Helene lifted her to a sitting posture, while Henri placed two pillows behind her to prop her up; and then, with the napkin spread before her and a plate on her knees, Jeanne waited, smiling.
“Shall I break the shell for you?” asked her mother.
“Yes, do, mamma.”
“And I will cut you three little bits of bread,” added the doctor.
“Oh! four; you’ll see if I don’t eat four.”
It was now the doctor’s turn to be addressed endearingly. When he gave her the first slice, she gripped his hand, and as she still clasped her mother’s, she rained kisses on both with the same passionate tenderness.
“Come, come; you will have to be good,” entreated Helene, who observed that she was ready to burst into tears; “you must please us by eating your egg.”

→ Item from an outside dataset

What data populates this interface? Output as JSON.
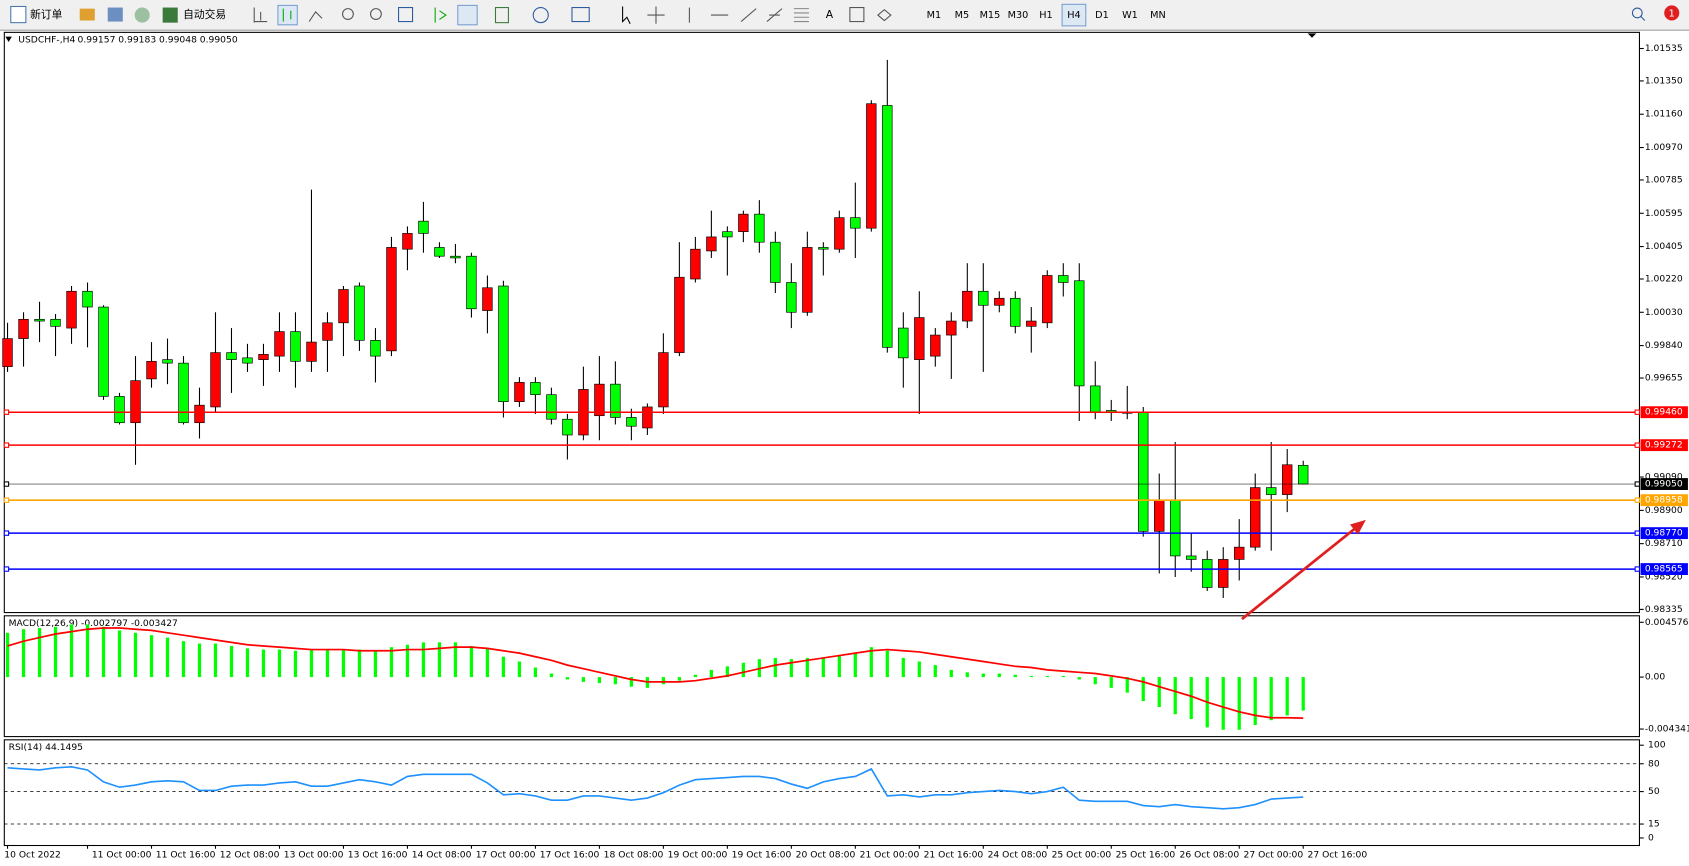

At this Jeanne ventured to begin; but her frame was so enfeebled that with the second sippet of bread she declared herself wearied. As she swallowed each mouthful, she would say, with a smile, that her teeth were tender. Henri encouraged her, while Helene’s eyes were brimful of tears. Heaven! she saw her child eating! She watched the bread disappear, and the gradual consumption of this first egg thrilled her to the heart. To picture Jeanne stretched dead beneath the sheets was a vision of mortal terror; but now she was eating, and eating so prettily, with all an invalid’s characteristic dawdling and hesitancy!
“You won’t be angry, mamma? I’m doing my best. Why, I’m at my third bit of bread! Are you pleased?”
“Yes, my darling, quite pleased. Oh! you don’t know all the joy the sight gives me!”
And then, in the happiness with which she overflowed, Helene forgetfully leaned against Henri’s shoulder. Both laughed gleefully at the child, but over her face there suddenly crept a sullen flush; she gazed at them stealthily, and drooped her head, and refused to eat any more, her features glooming the while with distrust and anger. At last they had to lay her back in bed again.